Ne bis in idem (double jeopardy)
Article 17(1)(c) provides that a case will not be admissible to the ICC where the accused person concerned has already been tried for conduct which is the subject of the complaint. This is a principle well-known to common law systems in the form of a plea of autrefois acquit. Article 20(1) and (2) expand on this bar to admissibility:
1. Except as provided in this Statute, no person shall be tried before the Court with respect to conduct which formed the basis of crimes for which the person has been convicted or acquitted by the Court.
2. No person shall be tried by another court for a crime referred to in article 5 for which that person has already been convicted or acquitted by the Court.
This is all pretty straightforward. However, it is to be recalled that efforts to shield the accused from the ICC can be circumvented by the ‘unwillingess’ provisions in article 17(2)(a) and (c).
The final bar to admissibility laid down in article 17(1) relates to the gravity of the alleged conduct and is simple enough. The ICC reserves its exercise of jurisdiction to the gravest violations of international criminal law. The statute is silent as to the assessment of gravity, but the scale of the conduct is likely to be an obvious factor in the calculus.
Room for debate – outstanding questions
The language of the statute in relation to admissibility (and, particularly the bars to it) place a fair amount of emphasis on the delivery of ‘justice’. Are we to infer that ‘justice’ connotes conventional judicial proceedings? Or, can it take account of non-conventional dispute resolution mechanisms, such as amnesties or truth commissions? Would the grant of an amnesty, for example, give rise to the argument that the national authorities have been unwilling to bring the accused to justice? Here in lies the problem with a statute having, potentially, global reach. There is a case for saying that conventional judicial inquiry may not necessarily be the best cure following a violent and divisive civil war, for instance.

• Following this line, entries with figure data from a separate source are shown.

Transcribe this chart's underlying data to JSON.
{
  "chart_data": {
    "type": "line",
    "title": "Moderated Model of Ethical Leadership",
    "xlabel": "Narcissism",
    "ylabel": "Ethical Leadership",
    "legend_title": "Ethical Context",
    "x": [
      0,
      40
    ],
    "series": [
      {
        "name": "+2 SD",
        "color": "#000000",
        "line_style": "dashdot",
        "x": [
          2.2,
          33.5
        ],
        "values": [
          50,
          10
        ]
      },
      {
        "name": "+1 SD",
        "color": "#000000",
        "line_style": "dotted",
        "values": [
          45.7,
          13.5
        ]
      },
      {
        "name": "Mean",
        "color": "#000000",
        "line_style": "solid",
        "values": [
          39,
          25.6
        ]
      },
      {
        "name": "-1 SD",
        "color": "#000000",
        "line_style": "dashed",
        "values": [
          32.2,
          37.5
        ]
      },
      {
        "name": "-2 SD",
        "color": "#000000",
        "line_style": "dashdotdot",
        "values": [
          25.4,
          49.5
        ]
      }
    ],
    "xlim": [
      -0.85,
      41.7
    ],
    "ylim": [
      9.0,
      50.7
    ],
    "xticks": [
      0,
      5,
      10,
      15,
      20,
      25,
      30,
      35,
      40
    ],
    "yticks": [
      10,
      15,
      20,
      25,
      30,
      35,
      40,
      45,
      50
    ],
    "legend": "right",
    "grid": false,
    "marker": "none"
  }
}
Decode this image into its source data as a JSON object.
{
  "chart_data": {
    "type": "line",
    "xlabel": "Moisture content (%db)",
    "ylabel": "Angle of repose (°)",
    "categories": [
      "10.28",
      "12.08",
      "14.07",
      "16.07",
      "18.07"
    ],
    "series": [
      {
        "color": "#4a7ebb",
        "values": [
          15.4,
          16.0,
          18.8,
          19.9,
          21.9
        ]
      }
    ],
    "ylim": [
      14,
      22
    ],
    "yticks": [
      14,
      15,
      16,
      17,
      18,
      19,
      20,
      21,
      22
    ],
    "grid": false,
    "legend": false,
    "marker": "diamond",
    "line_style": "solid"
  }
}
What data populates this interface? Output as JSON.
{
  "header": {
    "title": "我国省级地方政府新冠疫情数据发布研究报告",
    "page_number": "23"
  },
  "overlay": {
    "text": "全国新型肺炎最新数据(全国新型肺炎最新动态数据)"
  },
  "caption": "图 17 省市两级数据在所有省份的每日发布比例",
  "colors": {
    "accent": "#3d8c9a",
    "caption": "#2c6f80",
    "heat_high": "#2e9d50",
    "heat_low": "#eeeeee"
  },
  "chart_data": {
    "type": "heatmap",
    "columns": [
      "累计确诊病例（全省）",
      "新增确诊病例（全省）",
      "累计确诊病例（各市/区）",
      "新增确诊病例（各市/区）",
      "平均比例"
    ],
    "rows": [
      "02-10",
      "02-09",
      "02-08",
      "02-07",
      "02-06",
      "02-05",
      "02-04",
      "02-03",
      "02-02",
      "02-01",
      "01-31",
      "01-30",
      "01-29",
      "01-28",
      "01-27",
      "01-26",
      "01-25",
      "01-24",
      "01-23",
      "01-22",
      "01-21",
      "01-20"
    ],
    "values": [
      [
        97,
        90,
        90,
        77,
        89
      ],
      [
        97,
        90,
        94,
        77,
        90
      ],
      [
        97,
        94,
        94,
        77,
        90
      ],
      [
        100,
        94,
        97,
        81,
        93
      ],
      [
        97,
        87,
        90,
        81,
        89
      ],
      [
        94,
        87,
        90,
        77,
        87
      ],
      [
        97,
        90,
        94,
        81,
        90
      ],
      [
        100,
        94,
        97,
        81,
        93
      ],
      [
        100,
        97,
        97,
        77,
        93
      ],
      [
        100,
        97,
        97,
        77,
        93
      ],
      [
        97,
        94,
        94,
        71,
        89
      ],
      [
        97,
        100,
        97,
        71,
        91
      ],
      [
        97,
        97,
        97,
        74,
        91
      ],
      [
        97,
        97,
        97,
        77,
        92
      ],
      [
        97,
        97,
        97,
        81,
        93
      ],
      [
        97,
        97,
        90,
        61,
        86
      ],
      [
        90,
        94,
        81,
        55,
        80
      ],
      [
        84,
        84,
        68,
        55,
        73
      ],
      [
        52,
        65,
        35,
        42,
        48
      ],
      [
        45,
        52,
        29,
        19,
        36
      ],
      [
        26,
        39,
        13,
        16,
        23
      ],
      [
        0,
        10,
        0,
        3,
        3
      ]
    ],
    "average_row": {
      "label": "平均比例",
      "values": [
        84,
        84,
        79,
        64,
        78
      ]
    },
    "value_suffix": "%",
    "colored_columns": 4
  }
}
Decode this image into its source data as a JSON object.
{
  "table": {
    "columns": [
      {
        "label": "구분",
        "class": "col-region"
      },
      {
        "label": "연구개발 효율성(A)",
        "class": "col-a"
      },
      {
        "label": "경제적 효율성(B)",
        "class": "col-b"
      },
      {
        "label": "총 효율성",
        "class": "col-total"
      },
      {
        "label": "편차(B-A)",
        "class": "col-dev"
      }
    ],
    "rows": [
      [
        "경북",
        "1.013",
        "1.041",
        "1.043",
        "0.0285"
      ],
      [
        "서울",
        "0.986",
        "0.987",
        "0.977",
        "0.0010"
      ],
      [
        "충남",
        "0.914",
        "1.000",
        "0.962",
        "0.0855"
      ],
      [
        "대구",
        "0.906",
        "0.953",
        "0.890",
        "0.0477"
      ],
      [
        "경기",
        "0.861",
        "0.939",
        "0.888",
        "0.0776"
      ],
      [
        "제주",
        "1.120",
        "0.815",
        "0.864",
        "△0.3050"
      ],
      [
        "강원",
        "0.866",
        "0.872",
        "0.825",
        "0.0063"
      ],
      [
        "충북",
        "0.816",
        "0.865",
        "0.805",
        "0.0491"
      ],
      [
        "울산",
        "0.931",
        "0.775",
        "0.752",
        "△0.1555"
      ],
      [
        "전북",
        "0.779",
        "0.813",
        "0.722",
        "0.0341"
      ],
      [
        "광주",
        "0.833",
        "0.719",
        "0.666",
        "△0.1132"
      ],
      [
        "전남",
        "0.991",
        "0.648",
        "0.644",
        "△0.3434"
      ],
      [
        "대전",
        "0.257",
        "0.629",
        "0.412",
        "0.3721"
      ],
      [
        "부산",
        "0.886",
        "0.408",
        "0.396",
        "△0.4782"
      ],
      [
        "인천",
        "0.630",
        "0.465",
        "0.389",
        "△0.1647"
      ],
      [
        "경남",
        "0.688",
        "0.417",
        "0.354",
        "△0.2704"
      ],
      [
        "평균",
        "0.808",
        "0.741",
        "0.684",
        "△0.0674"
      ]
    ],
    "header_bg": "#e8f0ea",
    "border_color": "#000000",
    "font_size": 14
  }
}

The other are of ambiguity is this: can a state simply say, “look, we have jurisdiction but we’d prefer the ICC to deal with it?”. Does this fall with the definition of ‘unwillingness’? Opinion is divided on this one. Some argue that the court must establish that the requirements of article 17(2) are satisfied. The problem is none of the grounds in article 17(2) address the situation where national authorities simply want to hand the situation over to the court. I prefer a different view. The complementarity principle does what it says on the tin. If authorities at the national level seek to delegate their jurisdiction over the matter to the ICC, that is a matter for them. The second point is this: article 17(1) sets out exceptions to the presumption that a case is admissible to the court. The presumption in favour of admissibility can only be offset where one of the grounds under article 17(1)(a)-(d) apply. If the statute is silent as to relinquishment of jurisdiction in this respect, there can be no obstacle to admissibility where a state seeks to do just that.
So far I have covered two related but distinct aspects of the functioning of the ICC. The court must first have a clear basis of jurisdiction. The court will be free to exercise that juridiction so long as there are no obstacles to admissibility. Once these two boxes are ticked, the ICC will almost be ready to wade in. The last ingredient is the for the initiation of proceedings to be triggered – which I will cover in a separate post in a few days.